The intuitive nature of Apple’s products came from Steve Job’s insistence on basing the functionality of his products on empirical evidence of how people interacted with machines, technology, and the world.  Social media provides data on these interactions, habits, and desires for 72% of the population.  By nature, social media is a platform that people use to express themselves and share personal information.  Sir Jobs of the Apple clan was without a doubt impressive in understanding the needs that people didn’t know they had yet.  In leveraging this mountain of data, finding a way to aggregate it, understanding its potential, and innovating a process for understanding it, we may find the next Apple fueled by the insight of the next Steve Jobs.

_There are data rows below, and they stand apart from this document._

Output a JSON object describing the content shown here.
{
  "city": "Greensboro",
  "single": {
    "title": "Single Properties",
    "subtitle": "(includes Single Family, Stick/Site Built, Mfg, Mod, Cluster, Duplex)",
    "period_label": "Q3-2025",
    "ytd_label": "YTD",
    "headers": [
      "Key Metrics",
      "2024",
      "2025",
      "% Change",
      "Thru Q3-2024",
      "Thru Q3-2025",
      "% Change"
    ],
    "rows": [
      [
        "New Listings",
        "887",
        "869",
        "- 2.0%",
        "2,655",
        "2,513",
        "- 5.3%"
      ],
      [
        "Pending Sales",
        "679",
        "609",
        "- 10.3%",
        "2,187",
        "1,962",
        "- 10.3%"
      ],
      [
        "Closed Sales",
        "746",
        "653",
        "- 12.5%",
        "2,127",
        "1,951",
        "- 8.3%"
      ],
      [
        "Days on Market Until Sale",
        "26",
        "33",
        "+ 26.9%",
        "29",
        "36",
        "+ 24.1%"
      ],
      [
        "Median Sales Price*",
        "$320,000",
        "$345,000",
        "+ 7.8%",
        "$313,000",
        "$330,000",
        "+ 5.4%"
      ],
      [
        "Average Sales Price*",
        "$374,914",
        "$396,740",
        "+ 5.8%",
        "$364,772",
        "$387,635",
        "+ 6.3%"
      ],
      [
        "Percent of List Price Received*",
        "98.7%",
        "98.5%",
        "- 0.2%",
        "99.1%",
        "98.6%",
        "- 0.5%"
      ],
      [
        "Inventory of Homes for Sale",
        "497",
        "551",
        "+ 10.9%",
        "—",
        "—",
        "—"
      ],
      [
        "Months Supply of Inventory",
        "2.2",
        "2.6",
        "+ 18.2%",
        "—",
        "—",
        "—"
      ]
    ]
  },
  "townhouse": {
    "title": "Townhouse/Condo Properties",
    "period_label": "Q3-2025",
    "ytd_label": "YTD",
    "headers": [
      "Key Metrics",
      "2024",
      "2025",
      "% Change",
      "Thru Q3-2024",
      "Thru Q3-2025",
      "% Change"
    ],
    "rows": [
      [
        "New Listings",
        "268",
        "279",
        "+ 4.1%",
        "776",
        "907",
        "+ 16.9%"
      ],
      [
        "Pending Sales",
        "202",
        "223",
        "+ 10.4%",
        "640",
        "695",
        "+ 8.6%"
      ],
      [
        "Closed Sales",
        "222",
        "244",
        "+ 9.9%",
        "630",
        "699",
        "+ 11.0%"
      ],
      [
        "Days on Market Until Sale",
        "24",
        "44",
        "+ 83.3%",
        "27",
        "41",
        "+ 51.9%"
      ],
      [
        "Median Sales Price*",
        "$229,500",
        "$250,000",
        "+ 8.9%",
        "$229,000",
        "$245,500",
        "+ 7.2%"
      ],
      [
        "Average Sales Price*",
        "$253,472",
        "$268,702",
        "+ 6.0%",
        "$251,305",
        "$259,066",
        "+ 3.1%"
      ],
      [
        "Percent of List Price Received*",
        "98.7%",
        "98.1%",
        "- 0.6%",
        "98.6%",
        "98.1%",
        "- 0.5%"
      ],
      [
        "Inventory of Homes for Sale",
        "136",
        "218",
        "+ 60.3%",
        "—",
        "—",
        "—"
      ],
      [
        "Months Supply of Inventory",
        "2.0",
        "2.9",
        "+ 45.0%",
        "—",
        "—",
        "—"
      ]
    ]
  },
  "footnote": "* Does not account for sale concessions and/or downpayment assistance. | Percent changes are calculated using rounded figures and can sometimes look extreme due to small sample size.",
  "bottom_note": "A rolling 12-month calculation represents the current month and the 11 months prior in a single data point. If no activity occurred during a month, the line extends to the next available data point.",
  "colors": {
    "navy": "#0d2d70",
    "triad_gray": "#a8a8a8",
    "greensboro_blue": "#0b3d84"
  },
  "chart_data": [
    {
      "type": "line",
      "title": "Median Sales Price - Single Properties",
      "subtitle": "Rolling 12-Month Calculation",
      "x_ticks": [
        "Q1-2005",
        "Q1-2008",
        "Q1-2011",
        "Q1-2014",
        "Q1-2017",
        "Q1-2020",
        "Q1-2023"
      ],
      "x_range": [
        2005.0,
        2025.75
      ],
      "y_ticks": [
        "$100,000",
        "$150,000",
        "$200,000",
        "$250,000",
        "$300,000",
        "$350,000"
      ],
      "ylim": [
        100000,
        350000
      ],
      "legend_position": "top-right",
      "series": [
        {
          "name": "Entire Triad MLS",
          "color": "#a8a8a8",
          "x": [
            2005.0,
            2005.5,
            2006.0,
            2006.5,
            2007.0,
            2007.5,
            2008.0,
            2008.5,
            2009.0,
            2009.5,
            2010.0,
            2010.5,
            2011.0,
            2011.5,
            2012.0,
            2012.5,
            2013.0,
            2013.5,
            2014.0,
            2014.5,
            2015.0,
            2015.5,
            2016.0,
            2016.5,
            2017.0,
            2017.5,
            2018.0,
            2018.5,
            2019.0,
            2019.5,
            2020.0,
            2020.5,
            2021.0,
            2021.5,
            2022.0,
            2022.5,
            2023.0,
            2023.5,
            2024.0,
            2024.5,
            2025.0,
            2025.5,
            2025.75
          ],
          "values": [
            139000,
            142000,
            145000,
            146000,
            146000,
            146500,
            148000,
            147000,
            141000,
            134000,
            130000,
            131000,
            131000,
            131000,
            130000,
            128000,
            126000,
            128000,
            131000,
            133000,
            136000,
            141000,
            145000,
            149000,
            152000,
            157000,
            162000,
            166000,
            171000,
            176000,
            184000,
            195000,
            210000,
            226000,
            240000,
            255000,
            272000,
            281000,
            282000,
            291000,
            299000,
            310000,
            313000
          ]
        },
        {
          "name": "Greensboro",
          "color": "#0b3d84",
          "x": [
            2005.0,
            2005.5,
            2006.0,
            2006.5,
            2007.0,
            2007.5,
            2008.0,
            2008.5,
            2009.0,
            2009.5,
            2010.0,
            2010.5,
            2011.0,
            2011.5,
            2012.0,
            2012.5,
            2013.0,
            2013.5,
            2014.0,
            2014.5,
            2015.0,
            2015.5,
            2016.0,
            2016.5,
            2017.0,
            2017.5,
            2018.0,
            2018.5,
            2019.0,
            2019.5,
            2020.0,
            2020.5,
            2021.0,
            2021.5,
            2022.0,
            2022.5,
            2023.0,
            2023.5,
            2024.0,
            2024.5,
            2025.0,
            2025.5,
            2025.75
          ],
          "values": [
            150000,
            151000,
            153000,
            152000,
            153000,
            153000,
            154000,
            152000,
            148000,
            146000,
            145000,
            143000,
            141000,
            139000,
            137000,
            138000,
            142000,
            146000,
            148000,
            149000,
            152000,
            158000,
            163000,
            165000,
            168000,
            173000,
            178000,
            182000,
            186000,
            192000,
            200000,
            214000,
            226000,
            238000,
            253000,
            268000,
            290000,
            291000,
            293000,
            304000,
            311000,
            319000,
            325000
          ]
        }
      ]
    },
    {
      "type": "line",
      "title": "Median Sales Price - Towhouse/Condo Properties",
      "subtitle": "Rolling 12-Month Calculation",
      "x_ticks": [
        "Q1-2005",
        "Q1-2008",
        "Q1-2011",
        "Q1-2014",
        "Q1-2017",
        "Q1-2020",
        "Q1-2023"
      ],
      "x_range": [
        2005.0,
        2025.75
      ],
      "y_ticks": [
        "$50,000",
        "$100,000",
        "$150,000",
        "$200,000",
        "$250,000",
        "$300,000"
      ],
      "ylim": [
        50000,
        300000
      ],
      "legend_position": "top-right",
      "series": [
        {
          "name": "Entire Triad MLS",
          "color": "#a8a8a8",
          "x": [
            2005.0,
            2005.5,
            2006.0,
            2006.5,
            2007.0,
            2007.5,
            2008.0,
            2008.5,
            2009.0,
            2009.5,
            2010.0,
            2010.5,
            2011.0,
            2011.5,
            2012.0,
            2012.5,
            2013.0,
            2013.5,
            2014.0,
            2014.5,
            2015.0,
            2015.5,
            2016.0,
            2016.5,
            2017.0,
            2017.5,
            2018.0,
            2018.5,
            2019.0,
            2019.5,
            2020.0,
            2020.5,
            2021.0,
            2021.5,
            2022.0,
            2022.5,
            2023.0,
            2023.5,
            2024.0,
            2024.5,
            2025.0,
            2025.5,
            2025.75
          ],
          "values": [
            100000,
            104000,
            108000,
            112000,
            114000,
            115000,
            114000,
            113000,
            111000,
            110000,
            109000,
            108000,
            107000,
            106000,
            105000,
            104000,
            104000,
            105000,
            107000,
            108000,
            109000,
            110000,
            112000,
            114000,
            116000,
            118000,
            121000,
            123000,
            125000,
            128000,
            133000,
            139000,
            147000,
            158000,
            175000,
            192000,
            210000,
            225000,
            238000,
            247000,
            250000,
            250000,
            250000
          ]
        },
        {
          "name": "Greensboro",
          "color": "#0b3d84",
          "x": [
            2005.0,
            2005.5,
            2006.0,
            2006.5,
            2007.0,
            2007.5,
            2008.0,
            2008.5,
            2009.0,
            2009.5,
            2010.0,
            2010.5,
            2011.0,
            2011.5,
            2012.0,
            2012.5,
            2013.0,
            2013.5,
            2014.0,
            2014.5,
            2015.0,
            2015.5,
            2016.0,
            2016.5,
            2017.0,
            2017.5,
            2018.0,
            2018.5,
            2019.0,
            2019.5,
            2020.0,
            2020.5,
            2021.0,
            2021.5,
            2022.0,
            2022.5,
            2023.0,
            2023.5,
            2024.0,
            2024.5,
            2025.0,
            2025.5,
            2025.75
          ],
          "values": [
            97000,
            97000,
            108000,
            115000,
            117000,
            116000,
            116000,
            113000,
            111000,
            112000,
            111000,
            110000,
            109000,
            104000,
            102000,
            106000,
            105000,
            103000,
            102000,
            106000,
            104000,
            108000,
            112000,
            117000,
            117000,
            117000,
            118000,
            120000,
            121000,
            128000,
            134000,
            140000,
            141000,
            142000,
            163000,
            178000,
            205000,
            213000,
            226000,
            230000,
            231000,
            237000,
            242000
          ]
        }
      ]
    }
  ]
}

What does all of this point to?  Social media and lifestyle media have invaded our lives in force.  Oddly enough, it can’t be considered an invasion because we’ve welcomed it with open arms.  We depend on social media, living our lives and communicating through it daily while we share…everything.  The marketer with customer insight foremost in mind takes deep interest in what makes the customer who they are, and what endears the customer to his brand.  By leveraging this virtual journey map and trail through cyberspace, the marketer has one more tool in his tool box to provide exactly what the customer wants and needs, even when that customer doesn’t realize it.  What role will social media and lifestyle media play in the future of customer insights? How are marketers leveraging these tools now and how can we best position ourselves for the future use of this tool?  In my research to come, delving into current and rising trends and theories of social media’s use for customer insight in the future, I hope to find out.  The ultimate goal?  Insight into social media as a tool for customer insight.









1 comment:

  1. Hi Carlos - I like this whole area as a topic for a paper. It is quite vast, so you'll need to figure out how and where you can narrow in on the topic you'd most like to cover. My worry is that you can write a whole book on the last few questions in your paragraph and dedicate the next few years of your life exploring it. I'd really like to work with you to organize your thoughts. The blog post makes a lot of really good points, but it comes across as a bit sprawling and does not have a super clear direction. I had to read it again to make sure you covered all of the points I was hoping that you all would cover (and I'm 95% sure that you did). I'm assuming you were including the Pew poll as your central article? Let's work together to make sure that this is a paper that is really good for you and stays quite focused within the limited space you'll have to write it. Thanks!